With sugarcane season starting, the Fiji Roads Authority has been hard at work to get key transportation routes in good shape.
Dust was causing problems for homes and the sugar mill at the RakiRaki bridge bypass. The bridge is closed for major repairs that are expected to take at least 18 months, and an 11km bypass has been set up.
A 500m portion of the road running from the Penang mill has now been sealed, markedly reducing dust caused by light vehicles and trucks travelling the route.
“In a case like this, where something is a potential health issue, we move as fast as we can. We’re very pleased to have been able to resolve this for the people of RakiRaki,” said Ian Hunter the Capital Works Manager with the Fiji Roads Authority
The Raki Raki bypass case was extreme, but some dust is inevitable while Fiji’s roading system evolves into one that can really support the country well.
In May, flooding damaged the Koronubu Bridge in Ba, home to one of four Fiji Sugar Corporation mills. The bridge serves seven villages.
Large amounts of debris came down river at a fast pace and hit the supports for the bridge, causing serious damage that made it unsafe for trucks and buses.
The Fiji Roads Authority moved quickly, sending teams from Engineering Consultants MWH Global to assess the bridge.

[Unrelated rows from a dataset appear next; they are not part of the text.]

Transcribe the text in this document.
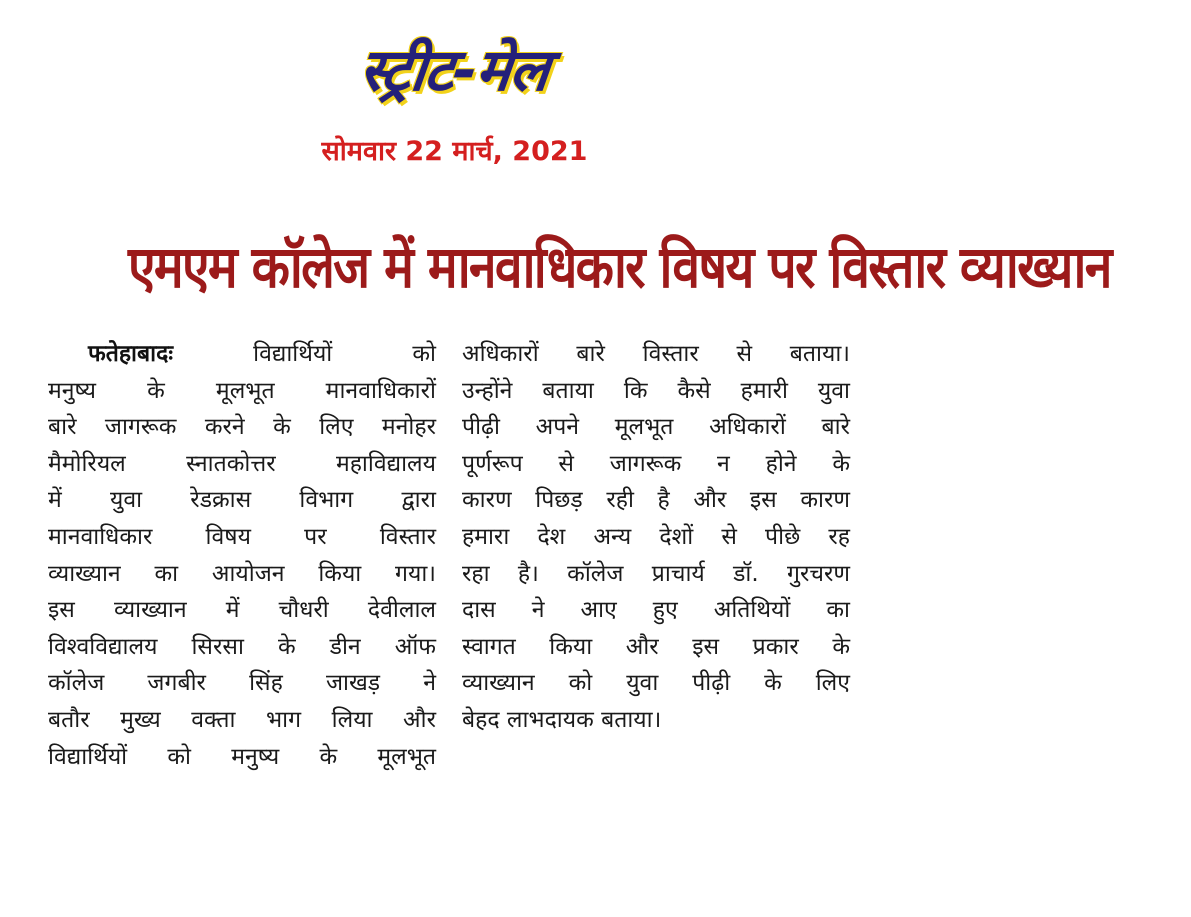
स्ट्रीट-मेल
सोमवार 22 मार्च, 2021
एमएम कॉलेज में मानवाधिकार विषय पर विस्तार व्याख्यान
फतेहाबादः	विद्यार्थियों को
मनुष्य के मूलभूत मानवाधिकारों
बारे जागरूक करने के लिए मनोहर
मैमोरियल स्नातकोत्तर महाविद्यालय
में युवा रेडक्रास विभाग द्वारा
मानवाधिकार विषय पर विस्तार
व्याख्यान का आयोजन किया गया।
इस व्याख्यान में चौधरी देवीलाल
विश्वविद्यालय सिरसा के डीन ऑफ
कॉलेज जगबीर सिंह जाखड़ ने
बतौर मुख्य वक्ता भाग लिया और
विद्यार्थियों को मनुष्य के मूलभूत
अधिकारों बारे विस्तार से बताया।
उन्होंने बताया कि कैसे हमारी युवा
पीढ़ी अपने मूलभूत अधिकारों बारे
पूर्णरूप से जागरूक न होने के
कारण पिछड़ रही है और इस कारण
हमारा देश अन्य देशों से पीछे रह
रहा है। कॉलेज प्राचार्य डॉ. गुरचरण
दास ने आए हुए अतिथियों का
स्वागत किया और इस प्रकार के
व्याख्यान को युवा पीढ़ी के लिए
बेहद लाभदायक बताया।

Erasito Consultants have designed the repair solution and contractor Higgins have started the urgent repairs.
A number of buses were stuck on the valley side of the bridge after it closed to heavy traffic, so people were still able to catch the buses once they walked across to them.
Dale Nicholls the Maintenance Works Manager with the Fiji Roads Authority said “Getting the Koronubu bridge up and running again as fast as possible at this important time of year, has been a big priority for us, we expect work to be finished this month, which is very fast, considering the extent of the damage and the complexity of repairs.”

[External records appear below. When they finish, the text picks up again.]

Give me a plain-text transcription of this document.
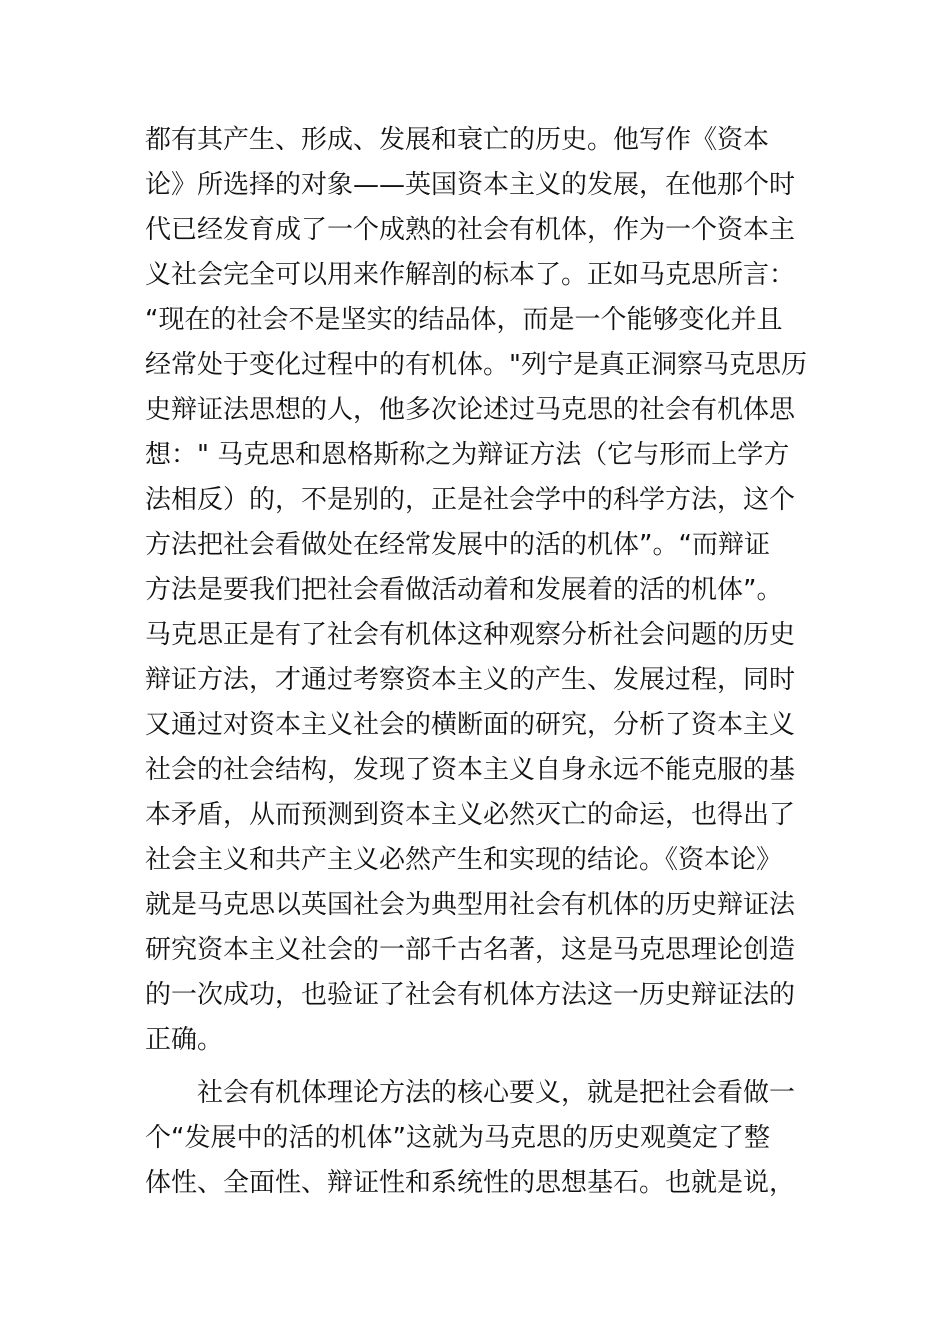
都有其产生、形成、发展和衰亡的历史。他写作《资本
论》所选择的对象——英国资本主义的发展，在他那个时
代已经发育成了一个成熟的社会有机体，作为一个资本主
义社会完全可以用来作解剖的标本了。正如马克思所言：
“现在的社会不是坚实的结品体，而是一个能够变化并且
经常处于变化过程中的有机体。"列宁是真正洞察马克思历
史辩证法思想的人，他多次论述过马克思的社会有机体思
想：" 马克思和恩格斯称之为辩证方法（它与形而上学方
法相反）的，不是别的，正是社会学中的科学方法，这个
方法把社会看做处在经常发展中的活的机体”。“而辩证
方法是要我们把社会看做活动着和发展着的活的机体”。
马克思正是有了社会有机体这种观察分析社会问题的历史
辩证方法，才通过考察资本主义的产生、发展过程，同时
又通过对资本主义社会的横断面的研究，分析了资本主义
社会的社会结构，发现了资本主义自身永远不能克服的基
本矛盾，从而预测到资本主义必然灭亡的命运，也得出了
社会主义和共产主义必然产生和实现的结论。《资本论》
就是马克思以英国社会为典型用社会有机体的历史辩证法
研究资本主义社会的一部千古名著，这是马克思理论创造
的一次成功，也验证了社会有机体方法这一历史辩证法的
正确。
　　社会有机体理论方法的核心要义，就是把社会看做一
个“发展中的活的机体”这就为马克思的历史观奠定了整
体性、全面性、辩证性和系统性的思想基石。也就是说，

While it is important to the Fiji Sugar Corporation, it is also vital to the livelihoods of growers all around that region to be able to get access to the mills, and to get other goods and produce to market.”
Like most of the hundreds of bridges, roads and jetties that the FRA is working to upgrade, the Koronubu bridge provides important links for children getting to school, people getting to work and being able to get health care.
“The work going on all over Fiji does mean some short-term inconvenience and more hold ups for traffic for now, but in the long-term, the pay offs will be immense,” said Mr Nicholls.
Fiji will have world-class roads, built to perform well in extreme weather. Many remote villages will have easier, more reliable access-ways to markets, work, schools and healthcare. These are not just changes to roading: they’re changes to peoples’ way of life and potentially, how they make a living.
The FRA programme will go for many years yet, as every road, bridge, jetty and river crossing in Fiji is assessed, individual repair or rebuild plans are made, the work is completed, and all-important maintenance programmes are put in place.